Day 28 – May 1, 2022
Mile 430.4 (Messenger Flat Camp) to 444.3 (Acton, CA)
13.9 trail miles | 13.5 tracked miles | 1,160 ft elevation gain | 71.6 F / 22 °C
We woke up on this beautiful May Day to a mixture of excitement and a hint of dread ahead of our arrival in Acton, CA. While the prospect of a hot shower and laundry is sure to brighten up any hiker’s day, the private campground where we will be staying overnight has a terrible reputation.
The stretch west of Messenger Flat Campground was hot, exposed, rocky, and often eroded. The trail was extensively damaged in the 2009 Station Fire. Thirteen years later, there are still no approved campsites in the area.
While the grade was gentle and we walked mostly downhill, I feel that I had to stay focused.
At mile 436.1, near the North Fork Ranger Station, the Pacific Crest Trail finally veered right, and we resumed our northbound journey, concluding of a long westward detour around the LA metro.
Shortly before lunch time, we got our first glimpse of Soledad Canyon Road, the gateway to Acton, CA. The area, which is known as the Antelope Valley, is one of the poorest districts in the LA metro, though we couldn’t possibly tell from the trail—there isn’t much in the vicinity except for an RV park. The town of Acton is located around 6 miles east of the PCT.
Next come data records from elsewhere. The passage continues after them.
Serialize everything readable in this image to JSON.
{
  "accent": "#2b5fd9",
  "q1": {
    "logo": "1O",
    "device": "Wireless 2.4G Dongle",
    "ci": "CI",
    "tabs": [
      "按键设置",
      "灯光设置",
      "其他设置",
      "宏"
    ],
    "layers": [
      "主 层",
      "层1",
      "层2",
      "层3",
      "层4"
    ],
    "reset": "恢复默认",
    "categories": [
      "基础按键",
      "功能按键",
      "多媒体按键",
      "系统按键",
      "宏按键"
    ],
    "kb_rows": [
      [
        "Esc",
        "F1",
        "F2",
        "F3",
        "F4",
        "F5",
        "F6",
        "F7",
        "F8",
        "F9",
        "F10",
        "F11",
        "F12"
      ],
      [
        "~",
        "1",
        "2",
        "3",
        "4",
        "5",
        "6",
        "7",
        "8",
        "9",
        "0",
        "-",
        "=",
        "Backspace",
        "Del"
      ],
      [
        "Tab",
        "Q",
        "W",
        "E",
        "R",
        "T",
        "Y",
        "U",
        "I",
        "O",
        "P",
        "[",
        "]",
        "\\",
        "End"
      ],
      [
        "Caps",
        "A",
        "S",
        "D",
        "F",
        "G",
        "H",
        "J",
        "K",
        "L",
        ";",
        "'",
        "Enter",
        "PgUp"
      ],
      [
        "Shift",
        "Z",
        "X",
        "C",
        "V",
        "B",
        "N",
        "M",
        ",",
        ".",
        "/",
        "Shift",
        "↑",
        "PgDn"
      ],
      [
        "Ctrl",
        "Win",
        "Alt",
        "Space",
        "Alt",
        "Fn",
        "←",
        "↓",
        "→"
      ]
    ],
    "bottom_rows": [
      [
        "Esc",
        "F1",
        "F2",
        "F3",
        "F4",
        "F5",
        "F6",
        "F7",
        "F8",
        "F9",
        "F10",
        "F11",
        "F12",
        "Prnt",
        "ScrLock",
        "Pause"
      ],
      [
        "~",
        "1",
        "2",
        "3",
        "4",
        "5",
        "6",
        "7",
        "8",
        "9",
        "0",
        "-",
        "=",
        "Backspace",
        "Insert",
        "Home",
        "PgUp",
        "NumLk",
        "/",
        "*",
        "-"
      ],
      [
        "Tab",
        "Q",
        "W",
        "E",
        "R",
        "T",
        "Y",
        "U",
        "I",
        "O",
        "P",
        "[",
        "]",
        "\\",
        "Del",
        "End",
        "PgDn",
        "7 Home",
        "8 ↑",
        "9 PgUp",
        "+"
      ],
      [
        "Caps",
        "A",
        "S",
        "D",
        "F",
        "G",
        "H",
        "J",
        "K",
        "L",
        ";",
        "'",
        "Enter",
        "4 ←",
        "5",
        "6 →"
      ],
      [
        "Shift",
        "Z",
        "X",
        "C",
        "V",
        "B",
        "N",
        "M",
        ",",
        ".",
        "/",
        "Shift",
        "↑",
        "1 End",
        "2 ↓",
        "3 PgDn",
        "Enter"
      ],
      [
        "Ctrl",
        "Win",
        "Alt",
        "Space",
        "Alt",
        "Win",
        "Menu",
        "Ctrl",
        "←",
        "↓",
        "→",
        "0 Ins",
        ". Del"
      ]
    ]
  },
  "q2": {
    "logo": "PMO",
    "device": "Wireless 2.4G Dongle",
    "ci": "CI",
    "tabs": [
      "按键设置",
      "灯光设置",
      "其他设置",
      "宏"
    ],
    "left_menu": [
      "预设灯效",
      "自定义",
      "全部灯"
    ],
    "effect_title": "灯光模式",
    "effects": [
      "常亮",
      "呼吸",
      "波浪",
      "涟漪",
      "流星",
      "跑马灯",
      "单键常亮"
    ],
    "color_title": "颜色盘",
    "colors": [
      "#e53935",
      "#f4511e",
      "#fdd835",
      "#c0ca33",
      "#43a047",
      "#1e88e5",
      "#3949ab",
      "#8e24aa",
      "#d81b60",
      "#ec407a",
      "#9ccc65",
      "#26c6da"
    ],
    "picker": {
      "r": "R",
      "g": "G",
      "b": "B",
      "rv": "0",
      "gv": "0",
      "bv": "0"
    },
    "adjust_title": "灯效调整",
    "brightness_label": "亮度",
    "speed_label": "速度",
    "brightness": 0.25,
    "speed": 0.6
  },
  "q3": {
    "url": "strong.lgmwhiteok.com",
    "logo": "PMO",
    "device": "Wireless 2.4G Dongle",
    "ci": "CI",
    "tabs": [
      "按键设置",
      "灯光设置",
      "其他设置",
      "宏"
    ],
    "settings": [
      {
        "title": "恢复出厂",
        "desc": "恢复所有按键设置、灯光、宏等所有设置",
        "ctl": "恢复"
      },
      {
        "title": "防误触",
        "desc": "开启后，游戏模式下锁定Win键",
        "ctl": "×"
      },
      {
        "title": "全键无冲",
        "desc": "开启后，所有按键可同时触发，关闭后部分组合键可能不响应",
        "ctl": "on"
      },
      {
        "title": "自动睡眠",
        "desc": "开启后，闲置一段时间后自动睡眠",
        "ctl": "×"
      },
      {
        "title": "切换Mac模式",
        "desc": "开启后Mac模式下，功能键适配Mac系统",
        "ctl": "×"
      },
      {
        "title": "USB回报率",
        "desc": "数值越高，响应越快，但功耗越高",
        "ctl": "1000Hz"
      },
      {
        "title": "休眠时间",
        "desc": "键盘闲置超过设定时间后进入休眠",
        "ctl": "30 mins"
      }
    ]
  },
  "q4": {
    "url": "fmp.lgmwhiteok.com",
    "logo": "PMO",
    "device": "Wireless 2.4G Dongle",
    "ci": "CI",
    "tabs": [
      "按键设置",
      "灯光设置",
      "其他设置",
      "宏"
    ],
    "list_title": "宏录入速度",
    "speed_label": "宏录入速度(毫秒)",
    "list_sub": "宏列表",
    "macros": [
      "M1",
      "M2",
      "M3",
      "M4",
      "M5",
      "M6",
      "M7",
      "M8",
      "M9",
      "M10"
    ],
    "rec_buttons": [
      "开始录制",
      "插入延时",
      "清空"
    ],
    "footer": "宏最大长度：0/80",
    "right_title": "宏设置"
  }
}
The RV park, LA RV Resort, formerly known as Acton KOA, is our destination for the night. It’s a logical stopping point to shower and resupply in the immediate vicinity of the PCT, and an almost obligatory destination given the lack of campsites in the area.
LA RV resort provides essential amenities for hikers—showers, laundry, power outlets Wi-Fi, basic resupply options—but they charge $20 to camp on their lawn, near railroad tracks, with trains blowing their horn all night. That’s a steep price to (attempt to) sleep on the ground without any privacy.
The resort also rents a few cabins, though they often sell out quickly. Since I’m always lucky, I figured I would inquire anyway. Indeed, somebody had just canceled their reservation, and I was able to book a Deluxe Cabin for the night at a deep discount.
For just about $10 per person over the cost of camping, Christie, Joe, Michael and I will enjoy a private room away from the railroad noise, beds, AC, a shower, a kitchenette, and a small outdoor patio. I’m a happy camper (pun intended.)
I also got free laundry by installing an app, which is a nice bonus. I would have been willing to pay more for an extra-powerful washing machine, if that was an option, though. My pants seem to be beyond hope.
Waiting for me at LA RV resort were a resupply box, as well as the pair of shoes that I purchased in Big Bear.
While the resupply box wasn’t entirely necessary, it will come in handy. We all somehow have extra food, and thus we’ll be able to skip our planned resupply stop in Lake Hughes (saving both time and the hassle of hitching).
I’m mostly excited for my new shoes. While my first pair might have been able to survive a bit longer, I didn’t trust them entirely anymore, and my tendons will be happy.
For the first time in my life, I ate an entire tub of Ben and Jerry’s ice cream, which I elegantly washed it down with a Frappuccino. I must be pregnant, or hiking, or both.
Christie also indulged—nothing screams luxury more than eating ice cream on a bench while snuggled up in a sleeping bag.
Occasional (well-deserved) excesses aside, I’m actually quite careful with my diet. My resupply boxes come with dry vegetables, which I add to my dehydrated backpacking meals. I also consume fiber pills on a daily basis, and try to eat as many fruit and vegetables as possible when I’m in town.
After showering and doing laundry, we headed over to the pool for bit of R&R. By popular demand, here’s a picture of me sporting my wading shoes.
For dinner, we ordered a massive middle eastern feast from Uber Eats. We’ll return to the trail tomorrow morning, and are already looking forward to lunch in Agua Dulce!